Jerry Slusiewicz: Correct. If you use the S&P 500, the low went right below the 200-day moving average on June 4. We hit a low of 1,266 and we have what looks to be forming an inverted head and shoulders on that, with the left bottom shoulder of 1,291, and we closed today at 1,314.
So, I think we could go down to around the 200-day moving average, which is around 1,290, 1,291, right where that left shoulder is, and form a right shoulder. And then, if we could break above 1,336, that’s going to be good, and I think that we’d have a good fall.
That was originally my premise coming into the year, that we’d have a good start, then we’d hit that May, June, July period, and it would be a little bit more difficult. But heading into the election, those who want to get reelected are going to do all they can to make things look good, heading into the election.
But don’t let people tell you that, “Hey, because it’s an election year, things always look good.” I got to tell you: 2008 and the year 2000, two of the last three elections, the market didn’t look good at all, heading into the election. So while, historically over 100 years, it might be true, two of the last three haven’t been that good.

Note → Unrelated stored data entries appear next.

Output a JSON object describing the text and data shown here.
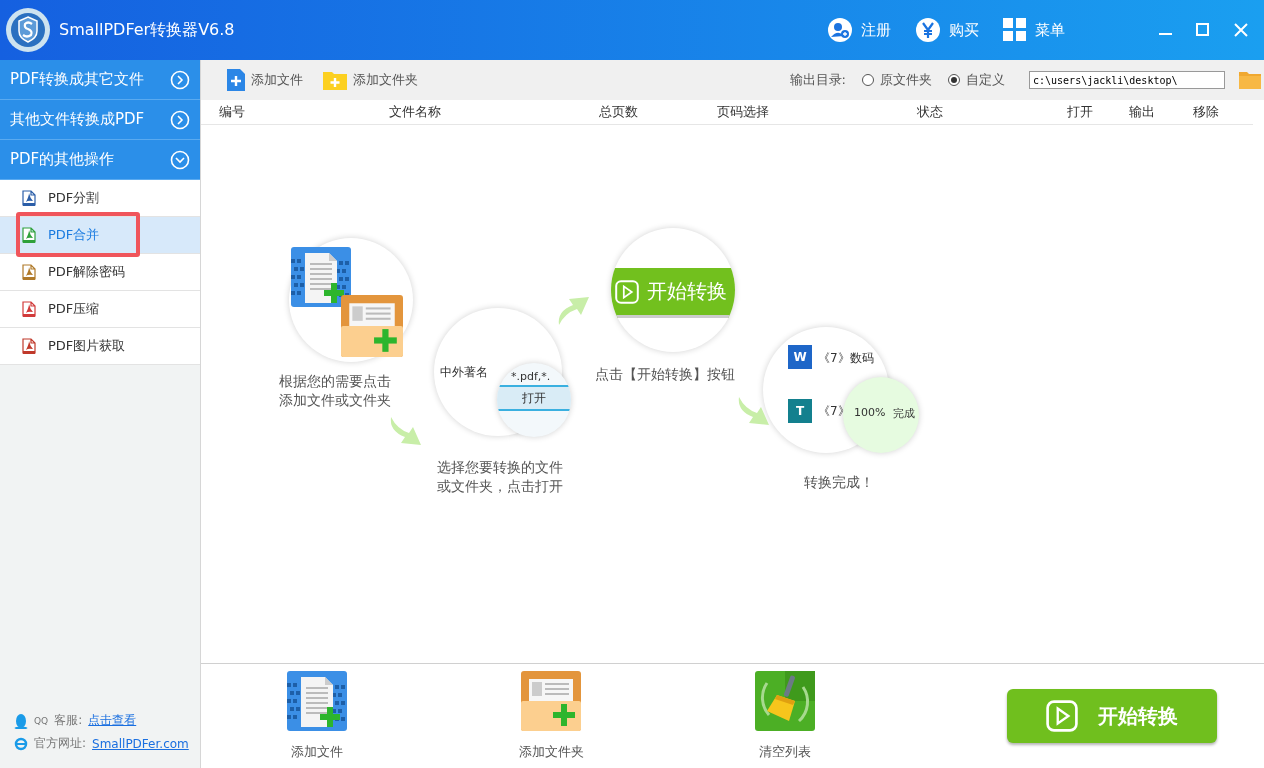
{
  "window": {
    "title": "SmallPDFer转换器V6.8",
    "actions": [
      {
        "kind": "register",
        "label": "注册"
      },
      {
        "kind": "buy",
        "label": "购买"
      },
      {
        "kind": "menu",
        "label": "菜单"
      }
    ]
  },
  "sidebar": {
    "sections": [
      {
        "label": "PDF转换成其它文件",
        "expanded": false
      },
      {
        "label": "其他文件转换成PDF",
        "expanded": false
      },
      {
        "label": "PDF的其他操作",
        "expanded": true,
        "items": [
          {
            "label": "PDF分割",
            "color": "#2b5ea8",
            "selected": false,
            "highlighted": false
          },
          {
            "label": "PDF合并",
            "color": "#2ea13a",
            "selected": true,
            "highlighted": true
          },
          {
            "label": "PDF解除密码",
            "color": "#b07a2a",
            "selected": false,
            "highlighted": false
          },
          {
            "label": "PDF压缩",
            "color": "#d23a3a",
            "selected": false,
            "highlighted": false
          },
          {
            "label": "PDF图片获取",
            "color": "#c0392b",
            "selected": false,
            "highlighted": false
          }
        ]
      }
    ],
    "footer": {
      "support_prefix": "QQ",
      "support_label": "客服:",
      "support_link": "点击查看",
      "site_label": "官方网址:",
      "site_link": "SmallPDFer.com"
    }
  },
  "toolbar": {
    "add_file": "添加文件",
    "add_folder": "添加文件夹",
    "output_label": "输出目录:",
    "output_options": [
      {
        "label": "原文件夹",
        "selected": false
      },
      {
        "label": "自定义",
        "selected": true
      }
    ],
    "output_path": "c:\\users\\jackli\\desktop\\"
  },
  "table": {
    "columns": [
      "编号",
      "文件名称",
      "总页数",
      "页码选择",
      "状态",
      "打开",
      "输出",
      "移除"
    ]
  },
  "guide": {
    "steps": [
      {
        "kind": "add",
        "caption": "根据您的需要点击添加文件或文件夹"
      },
      {
        "kind": "open",
        "caption": "选择您要转换的文件或文件夹，点击打开",
        "file_name": "中外著名",
        "filter": "*.pdf,*.",
        "button": "打开"
      },
      {
        "kind": "start",
        "caption": "点击【开始转换】按钮",
        "button": "开始转换"
      },
      {
        "kind": "done",
        "caption": "转换完成！",
        "icon_1": "W",
        "icon_2": "T",
        "row_1": "《7》数码",
        "row_2": "《7》",
        "percent": "100%",
        "status": "完成"
      }
    ]
  },
  "bottom": {
    "buttons": [
      {
        "kind": "add_file",
        "label": "添加文件"
      },
      {
        "kind": "add_folder",
        "label": "添加文件夹"
      },
      {
        "kind": "clear",
        "label": "清空列表"
      }
    ],
    "start": "开始转换"
  }
}
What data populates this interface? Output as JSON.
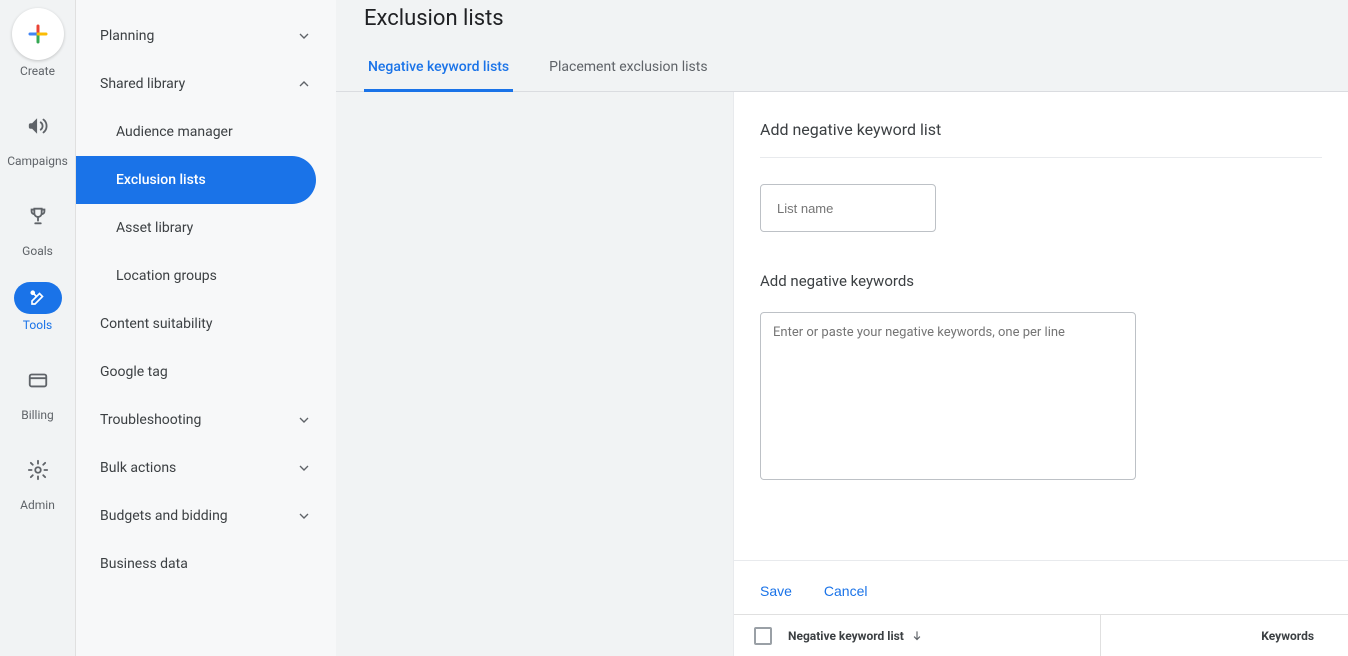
{
  "rail": {
    "create": "Create",
    "campaigns": "Campaigns",
    "goals": "Goals",
    "tools": "Tools",
    "billing": "Billing",
    "admin": "Admin"
  },
  "submenu": {
    "planning": "Planning",
    "shared_library": "Shared library",
    "audience_manager": "Audience manager",
    "exclusion_lists": "Exclusion lists",
    "asset_library": "Asset library",
    "location_groups": "Location groups",
    "content_suitability": "Content suitability",
    "google_tag": "Google tag",
    "troubleshooting": "Troubleshooting",
    "bulk_actions": "Bulk actions",
    "budgets_and_bidding": "Budgets and bidding",
    "business_data": "Business data"
  },
  "page": {
    "title": "Exclusion lists",
    "tabs": {
      "negative": "Negative keyword lists",
      "placement": "Placement exclusion lists"
    }
  },
  "form": {
    "title": "Add negative keyword list",
    "list_name_placeholder": "List name",
    "sub_label": "Add negative keywords",
    "textarea_placeholder": "Enter or paste your negative keywords, one per line",
    "save": "Save",
    "cancel": "Cancel"
  },
  "table": {
    "col1": "Negative keyword list",
    "col2": "Keywords"
  }
}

But those are kind of the parameters I’m using. If we drop below 1,265 or 1,260, I would, sincerely, move into a cash position or certainly more defensive than I even am. And above 1,336, we’ll get more invested than we are today on the S&P, because those are the parameters we’re in. Anything other than that, you can get chopped up in a sideways trading range.
If we do go on for just a few more weeks, there have been, historically, a couple of bottoms in early July, over the last couple, three years. In fact, the timing is about right, and I’m obviously hopeful that this does actually break to the upside versus the downside. That’s what I really want to see happen.
Kate Stalter: Putting it into historical perspective, August 2011 is obviously very fresh in people’s minds. Are you still seeing some concern about what might play out this summer in that regard?
Jerry Slusiewicz: There is a tremendous amount of risk out there. I think even more so than last year, because of not only the US debt downgrade that eventually happened—you know there is talk here in the US that what they saw August 1, 2011, with the extension of the debt ceiling, was that we might run out of money before the election.
You know, it was supposed to be January 2013, but I’ve heard a couple different things that come October, that might have to revisit that debt-ceiling issue one more time. If that happens before the election, all bets are off, Kate, and we’d have problems.
But looking at Europe, what we see going on over there in places like Greece, with the election coming this weekend, and Spain and Italy with their high interest rates to finance their debt, that is a microcosm of what I think is heading in our direction, and how long it takes to get here is just a matter of debate.
There are a high number of risks: the tax cuts that end the beginning of 2013. The markets supposedly look forward. It will see that coming, so you’re right, there’s a lot of things that can happen in the fall. So, it’s very important to have an exit strategy on every single position, and have those points figured out in advance, where you would sell, even if it means taking a small loss.